Well, I assume the graph is made by using custom characters on a basic character LCD. I think I'll try out the new I2C LCD's and see if that can do what I am wanting.
You may not need those assembler nops. The arduino digitalWrite commands take longer without any additional delay then the Enable pulse width (450ns ) and Enable cycle time (1000us) specified in the HD44780 datasheet.
BTW, If you want the fastest performance then you should check the LCD busy flag to see when its ready instead of using delays before writing data.
it does not work without a line of code between the digitalWrite´s, looks like then there is no change at all on the line.
reading back from the LCD costs a Pin more, and also time, when running pure in assembler and having enough I/O left ok, but for the arduino i think that speed is ok...
it does not work without a line of code between the digitalWrite´s, looks like then there is no change at all on the line.
Are you sure? This is what a digitalWrite(HIGH) followed by a digitalWrite(LOW) looks like on my Arduino without any assembler nops. The pulse width is 4.5 microseconds (this is much longer than needed but as you say, is fast enough for most applications)
The shorter pulse that follows was created using direct port IO and this would need nops to increase the pulse width (from 126 nanoseconds to around 1 microsecond)
The horizontal scale used above is 1 microsecond per division
the display does not behave normal when having nothing between the HIGH and LOW write...

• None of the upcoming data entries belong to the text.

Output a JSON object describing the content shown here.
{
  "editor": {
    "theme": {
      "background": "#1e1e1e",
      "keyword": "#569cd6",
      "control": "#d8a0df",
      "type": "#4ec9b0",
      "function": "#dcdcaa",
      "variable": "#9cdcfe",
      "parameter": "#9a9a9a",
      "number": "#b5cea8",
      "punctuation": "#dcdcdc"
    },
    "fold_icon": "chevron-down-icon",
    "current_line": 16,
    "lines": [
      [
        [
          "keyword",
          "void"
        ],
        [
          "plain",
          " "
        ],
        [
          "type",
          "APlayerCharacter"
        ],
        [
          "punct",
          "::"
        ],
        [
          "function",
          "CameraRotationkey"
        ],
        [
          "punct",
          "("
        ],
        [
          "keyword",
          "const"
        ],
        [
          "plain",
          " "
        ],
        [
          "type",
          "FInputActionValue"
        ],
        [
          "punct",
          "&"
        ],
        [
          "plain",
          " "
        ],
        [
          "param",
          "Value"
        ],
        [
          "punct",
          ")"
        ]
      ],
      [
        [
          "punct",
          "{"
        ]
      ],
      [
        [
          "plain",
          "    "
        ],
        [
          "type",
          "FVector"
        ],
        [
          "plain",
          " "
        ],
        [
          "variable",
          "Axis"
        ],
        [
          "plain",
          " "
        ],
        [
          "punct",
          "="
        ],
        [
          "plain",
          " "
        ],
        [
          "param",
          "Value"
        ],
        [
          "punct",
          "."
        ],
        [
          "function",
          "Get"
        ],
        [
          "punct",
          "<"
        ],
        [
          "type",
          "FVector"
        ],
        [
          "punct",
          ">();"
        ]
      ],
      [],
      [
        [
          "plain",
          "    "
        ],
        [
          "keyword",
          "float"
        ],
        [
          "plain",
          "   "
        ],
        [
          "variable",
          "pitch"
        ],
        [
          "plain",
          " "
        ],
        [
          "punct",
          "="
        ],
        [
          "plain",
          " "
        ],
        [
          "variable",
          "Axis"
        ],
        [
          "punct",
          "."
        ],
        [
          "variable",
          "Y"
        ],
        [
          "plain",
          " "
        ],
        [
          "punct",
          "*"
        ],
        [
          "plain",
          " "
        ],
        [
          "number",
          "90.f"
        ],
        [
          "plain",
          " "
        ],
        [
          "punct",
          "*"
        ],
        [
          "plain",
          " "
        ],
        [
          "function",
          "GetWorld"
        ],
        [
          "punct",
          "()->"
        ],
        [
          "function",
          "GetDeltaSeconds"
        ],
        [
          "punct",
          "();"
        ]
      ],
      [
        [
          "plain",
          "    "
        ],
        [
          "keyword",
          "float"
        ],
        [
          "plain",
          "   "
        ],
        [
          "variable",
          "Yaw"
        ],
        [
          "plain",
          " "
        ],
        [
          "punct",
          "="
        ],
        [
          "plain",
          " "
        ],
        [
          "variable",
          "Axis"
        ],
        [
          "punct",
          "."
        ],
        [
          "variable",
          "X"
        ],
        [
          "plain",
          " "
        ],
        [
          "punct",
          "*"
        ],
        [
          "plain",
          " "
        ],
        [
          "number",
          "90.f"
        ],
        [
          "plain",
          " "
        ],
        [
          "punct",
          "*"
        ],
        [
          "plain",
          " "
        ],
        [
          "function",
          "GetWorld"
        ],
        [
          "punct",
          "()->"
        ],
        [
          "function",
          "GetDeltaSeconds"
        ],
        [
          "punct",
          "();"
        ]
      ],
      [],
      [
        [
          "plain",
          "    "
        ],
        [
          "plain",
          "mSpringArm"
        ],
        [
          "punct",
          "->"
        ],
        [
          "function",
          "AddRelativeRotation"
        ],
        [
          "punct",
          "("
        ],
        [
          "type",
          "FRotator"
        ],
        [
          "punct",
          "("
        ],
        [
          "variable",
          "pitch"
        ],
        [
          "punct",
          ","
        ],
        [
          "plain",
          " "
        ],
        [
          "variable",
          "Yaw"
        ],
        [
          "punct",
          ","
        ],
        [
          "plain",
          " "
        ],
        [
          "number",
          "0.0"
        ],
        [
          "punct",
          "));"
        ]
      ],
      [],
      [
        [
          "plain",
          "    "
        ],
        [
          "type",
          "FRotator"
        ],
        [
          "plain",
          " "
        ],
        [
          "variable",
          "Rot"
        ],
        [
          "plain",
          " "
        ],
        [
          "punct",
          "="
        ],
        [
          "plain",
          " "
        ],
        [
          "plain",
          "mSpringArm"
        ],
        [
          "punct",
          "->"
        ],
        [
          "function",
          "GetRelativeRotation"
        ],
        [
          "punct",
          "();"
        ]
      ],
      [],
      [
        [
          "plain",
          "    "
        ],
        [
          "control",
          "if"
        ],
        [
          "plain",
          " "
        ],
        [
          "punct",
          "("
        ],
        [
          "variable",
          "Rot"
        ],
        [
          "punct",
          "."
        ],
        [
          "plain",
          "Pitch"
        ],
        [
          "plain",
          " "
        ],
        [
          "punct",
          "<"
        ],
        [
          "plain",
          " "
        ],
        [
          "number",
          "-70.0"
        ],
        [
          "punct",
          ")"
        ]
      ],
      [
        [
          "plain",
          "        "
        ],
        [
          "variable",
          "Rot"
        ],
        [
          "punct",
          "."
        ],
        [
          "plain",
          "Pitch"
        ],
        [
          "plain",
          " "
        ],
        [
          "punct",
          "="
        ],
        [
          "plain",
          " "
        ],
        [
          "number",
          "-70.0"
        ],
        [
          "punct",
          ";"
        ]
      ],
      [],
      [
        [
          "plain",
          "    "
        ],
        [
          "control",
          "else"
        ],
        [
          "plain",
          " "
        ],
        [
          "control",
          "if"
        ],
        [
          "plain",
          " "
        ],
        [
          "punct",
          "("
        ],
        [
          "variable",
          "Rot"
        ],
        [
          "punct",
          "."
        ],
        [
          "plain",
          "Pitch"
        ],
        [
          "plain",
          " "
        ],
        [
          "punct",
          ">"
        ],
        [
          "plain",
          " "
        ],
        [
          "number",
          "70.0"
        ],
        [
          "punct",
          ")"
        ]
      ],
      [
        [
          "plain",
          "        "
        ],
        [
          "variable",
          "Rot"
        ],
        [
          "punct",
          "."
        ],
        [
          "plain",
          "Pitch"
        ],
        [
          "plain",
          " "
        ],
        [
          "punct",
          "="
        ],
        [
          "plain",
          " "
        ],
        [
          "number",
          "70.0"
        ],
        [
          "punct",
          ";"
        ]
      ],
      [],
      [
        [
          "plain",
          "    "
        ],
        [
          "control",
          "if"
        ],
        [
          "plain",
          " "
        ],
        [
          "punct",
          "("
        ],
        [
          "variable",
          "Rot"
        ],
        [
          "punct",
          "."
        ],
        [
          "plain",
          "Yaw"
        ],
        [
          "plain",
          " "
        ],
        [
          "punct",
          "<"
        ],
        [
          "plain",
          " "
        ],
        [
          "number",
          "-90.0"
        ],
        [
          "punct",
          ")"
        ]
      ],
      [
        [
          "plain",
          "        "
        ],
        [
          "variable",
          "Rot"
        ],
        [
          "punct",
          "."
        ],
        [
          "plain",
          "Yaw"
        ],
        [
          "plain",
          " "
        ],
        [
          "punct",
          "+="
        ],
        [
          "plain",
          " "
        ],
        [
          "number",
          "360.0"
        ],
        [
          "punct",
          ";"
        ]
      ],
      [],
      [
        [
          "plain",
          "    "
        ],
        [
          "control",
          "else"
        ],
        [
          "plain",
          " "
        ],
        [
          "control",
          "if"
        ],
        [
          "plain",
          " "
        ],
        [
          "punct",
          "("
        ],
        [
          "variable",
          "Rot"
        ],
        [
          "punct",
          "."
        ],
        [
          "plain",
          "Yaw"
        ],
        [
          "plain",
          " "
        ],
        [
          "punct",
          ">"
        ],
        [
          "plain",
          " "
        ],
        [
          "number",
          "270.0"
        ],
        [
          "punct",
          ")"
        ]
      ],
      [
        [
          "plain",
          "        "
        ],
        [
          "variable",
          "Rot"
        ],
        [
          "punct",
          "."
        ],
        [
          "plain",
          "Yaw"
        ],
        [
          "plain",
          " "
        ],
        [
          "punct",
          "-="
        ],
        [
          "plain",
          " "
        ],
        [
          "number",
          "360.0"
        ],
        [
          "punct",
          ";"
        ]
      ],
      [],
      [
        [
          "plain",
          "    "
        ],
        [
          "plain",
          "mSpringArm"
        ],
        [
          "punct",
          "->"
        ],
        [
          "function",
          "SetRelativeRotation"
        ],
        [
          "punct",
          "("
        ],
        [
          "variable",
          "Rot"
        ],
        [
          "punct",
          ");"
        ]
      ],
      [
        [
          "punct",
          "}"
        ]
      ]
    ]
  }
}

I remain surprised that a 65 nanosecond nop makes a difference to a function (digitalWrite) that takes over 2000 nanoseconds to execute, but if that what you observed then I wont argue.
thats a project for the winter, making a LCD4Bit with pure assembler for the highest speed
IMO, the Arduino LiquidCrystal library has many advantages over lcd4Bit, that would be a more fruitful base to work from if you want to tweak.